Dsc07450 一番好きだったのが高楼方子さんの『十一月の扉』。中学生の女の子がお父さんの転勤をきっかけに2ヶ月だけ一人で十一月荘という下宿で暮らすお話し。少し前に恩田陸さんの『夜のピクニック』を読んだのですが、こちらは高校生のお話。二冊とも、自分が中学生だったり高校生だったりしたときに読みたかったなぁと思った本でした。
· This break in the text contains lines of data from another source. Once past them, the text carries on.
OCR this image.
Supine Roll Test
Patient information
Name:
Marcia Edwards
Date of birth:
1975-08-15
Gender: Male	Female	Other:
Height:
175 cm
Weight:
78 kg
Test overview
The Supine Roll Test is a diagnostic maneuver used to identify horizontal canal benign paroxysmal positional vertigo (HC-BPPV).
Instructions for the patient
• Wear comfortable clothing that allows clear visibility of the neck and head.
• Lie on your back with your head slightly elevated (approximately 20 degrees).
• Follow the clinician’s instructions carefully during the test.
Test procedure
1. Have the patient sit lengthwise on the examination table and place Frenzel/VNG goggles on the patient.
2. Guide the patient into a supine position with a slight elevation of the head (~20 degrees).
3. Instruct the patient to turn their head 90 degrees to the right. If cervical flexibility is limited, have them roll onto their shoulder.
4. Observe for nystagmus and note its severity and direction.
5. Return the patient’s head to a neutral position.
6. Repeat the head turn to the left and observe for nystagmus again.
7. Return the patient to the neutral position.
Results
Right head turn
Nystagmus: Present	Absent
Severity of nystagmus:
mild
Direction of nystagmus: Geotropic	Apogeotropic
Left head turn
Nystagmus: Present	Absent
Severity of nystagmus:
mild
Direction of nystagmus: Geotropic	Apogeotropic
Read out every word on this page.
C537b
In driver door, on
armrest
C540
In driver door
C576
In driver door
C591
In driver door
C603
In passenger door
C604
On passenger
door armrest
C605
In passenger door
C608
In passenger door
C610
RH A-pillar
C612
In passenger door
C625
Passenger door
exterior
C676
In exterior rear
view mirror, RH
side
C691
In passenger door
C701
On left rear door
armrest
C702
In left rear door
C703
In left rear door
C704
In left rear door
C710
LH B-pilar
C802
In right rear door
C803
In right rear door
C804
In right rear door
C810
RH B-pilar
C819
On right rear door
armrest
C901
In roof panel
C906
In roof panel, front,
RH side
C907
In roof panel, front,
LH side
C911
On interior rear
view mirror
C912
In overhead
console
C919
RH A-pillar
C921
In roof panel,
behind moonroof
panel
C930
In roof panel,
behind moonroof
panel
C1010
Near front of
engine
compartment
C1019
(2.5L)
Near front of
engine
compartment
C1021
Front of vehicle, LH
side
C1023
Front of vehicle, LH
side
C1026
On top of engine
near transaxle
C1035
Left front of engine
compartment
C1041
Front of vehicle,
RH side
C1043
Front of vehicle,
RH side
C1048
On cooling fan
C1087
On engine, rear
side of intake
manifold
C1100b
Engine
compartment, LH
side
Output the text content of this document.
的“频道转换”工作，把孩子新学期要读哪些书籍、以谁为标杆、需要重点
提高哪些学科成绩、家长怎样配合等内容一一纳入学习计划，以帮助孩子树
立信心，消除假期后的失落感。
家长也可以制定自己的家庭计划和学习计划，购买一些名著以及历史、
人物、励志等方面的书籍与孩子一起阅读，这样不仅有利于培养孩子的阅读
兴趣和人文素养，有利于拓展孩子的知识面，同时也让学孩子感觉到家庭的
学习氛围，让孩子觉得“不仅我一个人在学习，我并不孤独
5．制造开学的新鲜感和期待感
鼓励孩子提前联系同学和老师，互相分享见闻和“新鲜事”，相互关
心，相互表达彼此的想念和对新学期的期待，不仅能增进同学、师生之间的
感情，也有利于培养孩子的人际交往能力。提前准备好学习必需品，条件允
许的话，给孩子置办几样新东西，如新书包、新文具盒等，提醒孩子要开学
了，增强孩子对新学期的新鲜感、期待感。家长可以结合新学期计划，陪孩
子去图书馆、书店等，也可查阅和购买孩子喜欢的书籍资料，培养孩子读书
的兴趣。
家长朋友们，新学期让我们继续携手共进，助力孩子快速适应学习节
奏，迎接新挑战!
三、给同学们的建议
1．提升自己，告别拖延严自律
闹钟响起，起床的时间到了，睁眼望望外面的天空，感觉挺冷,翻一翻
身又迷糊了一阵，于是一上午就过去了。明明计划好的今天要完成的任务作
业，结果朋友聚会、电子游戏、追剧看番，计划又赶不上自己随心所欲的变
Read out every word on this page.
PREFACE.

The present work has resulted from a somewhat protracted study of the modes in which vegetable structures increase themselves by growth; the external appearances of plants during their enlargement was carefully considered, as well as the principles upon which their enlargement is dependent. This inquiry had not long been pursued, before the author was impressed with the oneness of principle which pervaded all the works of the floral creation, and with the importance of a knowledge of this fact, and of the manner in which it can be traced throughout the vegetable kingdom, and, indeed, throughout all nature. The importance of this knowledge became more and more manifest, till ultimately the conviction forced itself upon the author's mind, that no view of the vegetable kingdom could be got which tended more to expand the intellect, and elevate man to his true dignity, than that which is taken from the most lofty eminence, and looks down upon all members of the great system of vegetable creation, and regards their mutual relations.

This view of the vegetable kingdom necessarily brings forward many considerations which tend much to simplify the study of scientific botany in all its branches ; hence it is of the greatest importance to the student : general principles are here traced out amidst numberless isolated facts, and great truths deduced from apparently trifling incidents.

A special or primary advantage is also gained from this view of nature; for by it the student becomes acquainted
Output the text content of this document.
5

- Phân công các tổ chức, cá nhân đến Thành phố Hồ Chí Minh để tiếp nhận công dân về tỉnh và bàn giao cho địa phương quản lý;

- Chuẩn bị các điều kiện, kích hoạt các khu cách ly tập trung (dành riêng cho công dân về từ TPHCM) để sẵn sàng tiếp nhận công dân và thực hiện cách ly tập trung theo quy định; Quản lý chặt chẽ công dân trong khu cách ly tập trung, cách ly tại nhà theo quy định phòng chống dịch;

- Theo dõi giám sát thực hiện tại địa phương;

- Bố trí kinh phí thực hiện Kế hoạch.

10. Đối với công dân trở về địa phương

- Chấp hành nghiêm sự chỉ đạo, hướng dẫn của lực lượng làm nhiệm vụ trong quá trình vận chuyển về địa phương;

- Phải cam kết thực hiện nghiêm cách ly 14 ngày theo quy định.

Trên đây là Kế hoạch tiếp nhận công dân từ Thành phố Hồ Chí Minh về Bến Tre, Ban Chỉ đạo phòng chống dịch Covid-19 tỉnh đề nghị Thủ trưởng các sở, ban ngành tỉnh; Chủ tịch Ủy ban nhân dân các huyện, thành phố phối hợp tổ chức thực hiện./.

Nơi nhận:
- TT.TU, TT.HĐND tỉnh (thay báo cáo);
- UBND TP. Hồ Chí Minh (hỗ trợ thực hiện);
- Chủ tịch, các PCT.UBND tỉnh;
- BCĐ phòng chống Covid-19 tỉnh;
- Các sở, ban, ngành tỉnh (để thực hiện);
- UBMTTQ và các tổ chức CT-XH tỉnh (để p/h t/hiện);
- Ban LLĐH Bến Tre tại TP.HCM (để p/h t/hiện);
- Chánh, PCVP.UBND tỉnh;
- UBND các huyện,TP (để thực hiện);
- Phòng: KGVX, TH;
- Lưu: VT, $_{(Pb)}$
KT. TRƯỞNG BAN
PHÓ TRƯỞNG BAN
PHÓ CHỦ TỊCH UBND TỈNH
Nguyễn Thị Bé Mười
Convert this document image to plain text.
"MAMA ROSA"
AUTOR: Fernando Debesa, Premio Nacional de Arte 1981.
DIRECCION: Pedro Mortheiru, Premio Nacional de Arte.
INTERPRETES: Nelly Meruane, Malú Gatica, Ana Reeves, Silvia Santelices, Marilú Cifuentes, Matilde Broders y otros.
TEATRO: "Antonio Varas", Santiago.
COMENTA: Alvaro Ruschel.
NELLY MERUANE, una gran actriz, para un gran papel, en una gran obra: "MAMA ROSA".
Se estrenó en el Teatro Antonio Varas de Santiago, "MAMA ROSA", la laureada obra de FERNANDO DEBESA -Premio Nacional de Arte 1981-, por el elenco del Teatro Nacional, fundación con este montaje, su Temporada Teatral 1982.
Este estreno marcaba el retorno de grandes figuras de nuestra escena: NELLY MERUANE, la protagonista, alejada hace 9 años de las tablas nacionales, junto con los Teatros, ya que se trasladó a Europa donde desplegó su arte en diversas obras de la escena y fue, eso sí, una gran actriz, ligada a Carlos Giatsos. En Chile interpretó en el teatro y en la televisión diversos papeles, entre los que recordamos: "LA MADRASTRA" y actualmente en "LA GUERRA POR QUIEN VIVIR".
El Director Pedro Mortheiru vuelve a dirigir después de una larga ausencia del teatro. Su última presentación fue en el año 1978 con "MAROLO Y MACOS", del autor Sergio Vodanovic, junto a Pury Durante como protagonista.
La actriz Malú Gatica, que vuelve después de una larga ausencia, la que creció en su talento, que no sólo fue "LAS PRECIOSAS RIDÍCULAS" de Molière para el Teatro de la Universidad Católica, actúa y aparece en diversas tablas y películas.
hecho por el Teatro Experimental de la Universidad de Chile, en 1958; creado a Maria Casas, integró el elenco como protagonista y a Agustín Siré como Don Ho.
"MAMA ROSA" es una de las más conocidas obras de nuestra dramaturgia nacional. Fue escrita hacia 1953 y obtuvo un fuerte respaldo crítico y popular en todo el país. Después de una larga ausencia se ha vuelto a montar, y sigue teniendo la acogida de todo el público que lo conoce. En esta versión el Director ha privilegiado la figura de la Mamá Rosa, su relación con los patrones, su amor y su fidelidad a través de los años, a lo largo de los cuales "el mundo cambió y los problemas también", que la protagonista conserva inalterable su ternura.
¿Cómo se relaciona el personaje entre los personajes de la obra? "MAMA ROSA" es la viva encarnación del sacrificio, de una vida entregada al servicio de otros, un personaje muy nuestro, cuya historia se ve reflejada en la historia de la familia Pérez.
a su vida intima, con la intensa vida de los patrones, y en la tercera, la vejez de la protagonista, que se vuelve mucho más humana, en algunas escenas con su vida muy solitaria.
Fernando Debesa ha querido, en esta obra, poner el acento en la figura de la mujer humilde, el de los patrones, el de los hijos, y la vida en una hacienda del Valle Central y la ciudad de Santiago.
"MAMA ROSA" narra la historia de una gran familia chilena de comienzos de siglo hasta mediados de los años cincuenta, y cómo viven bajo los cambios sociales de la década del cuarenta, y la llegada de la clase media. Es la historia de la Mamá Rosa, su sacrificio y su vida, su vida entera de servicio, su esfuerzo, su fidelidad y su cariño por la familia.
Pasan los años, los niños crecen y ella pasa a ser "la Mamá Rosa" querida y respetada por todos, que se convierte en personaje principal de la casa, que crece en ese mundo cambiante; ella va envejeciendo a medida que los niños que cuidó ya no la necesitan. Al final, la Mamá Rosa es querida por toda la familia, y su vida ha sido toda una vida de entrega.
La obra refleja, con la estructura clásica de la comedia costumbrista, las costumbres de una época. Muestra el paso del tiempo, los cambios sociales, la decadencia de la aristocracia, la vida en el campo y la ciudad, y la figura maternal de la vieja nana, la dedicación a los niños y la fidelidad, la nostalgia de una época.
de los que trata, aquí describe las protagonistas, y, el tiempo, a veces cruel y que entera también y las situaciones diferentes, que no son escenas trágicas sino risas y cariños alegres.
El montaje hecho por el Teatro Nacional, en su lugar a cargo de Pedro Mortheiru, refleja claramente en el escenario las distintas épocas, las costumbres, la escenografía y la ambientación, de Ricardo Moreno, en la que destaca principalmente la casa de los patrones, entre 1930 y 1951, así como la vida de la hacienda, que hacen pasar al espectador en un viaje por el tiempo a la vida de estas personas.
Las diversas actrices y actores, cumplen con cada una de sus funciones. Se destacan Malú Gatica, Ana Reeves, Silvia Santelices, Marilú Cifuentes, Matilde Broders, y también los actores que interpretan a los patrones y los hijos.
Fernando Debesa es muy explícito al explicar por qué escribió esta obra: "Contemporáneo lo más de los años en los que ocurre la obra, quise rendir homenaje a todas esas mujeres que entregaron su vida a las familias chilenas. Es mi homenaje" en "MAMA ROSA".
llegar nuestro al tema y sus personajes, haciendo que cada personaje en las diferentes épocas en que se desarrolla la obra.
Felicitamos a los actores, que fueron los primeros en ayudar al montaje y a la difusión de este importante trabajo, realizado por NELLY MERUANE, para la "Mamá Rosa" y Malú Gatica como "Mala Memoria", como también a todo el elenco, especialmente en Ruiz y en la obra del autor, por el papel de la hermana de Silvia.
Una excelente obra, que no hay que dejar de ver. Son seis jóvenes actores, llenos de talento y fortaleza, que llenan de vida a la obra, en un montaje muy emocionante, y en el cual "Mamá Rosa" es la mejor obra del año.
Dsc07444 『潜水服は蝶の夢を見る』は最初タイトルを見て「???」だったのですが、内容はイメージと全然違ってました。世界的に有名なファッション誌『ELLE』の編集長だった著者が突然脳出血で倒れ、ロックトインシンドロームという、身体的自由を奪われた状態になりながら、唯一動かせる左目の瞬きだけでつづられたエッセイです。
 身体が動かなくても心は今までどおり生きている。そんなこと今まで考えたこともなかったのですが、ふと思い出したのは父方の祖母のこと。もう20年近く前に倒れて、意識のないまま3年くらい病院に入院していて亡くなったのですが、あの時の祖母ももしかしたらこの本の著者と同じように、心は生きていたのかもしれません。目を開けることも話すことも起き上がることも出来なかったけど、耳は聞こえていたのではないかと思うのです。倒れてすぐに一晩付き添いをしに行ったことがあったのですが、あのときたくさん話しかけてあげたらよかったな。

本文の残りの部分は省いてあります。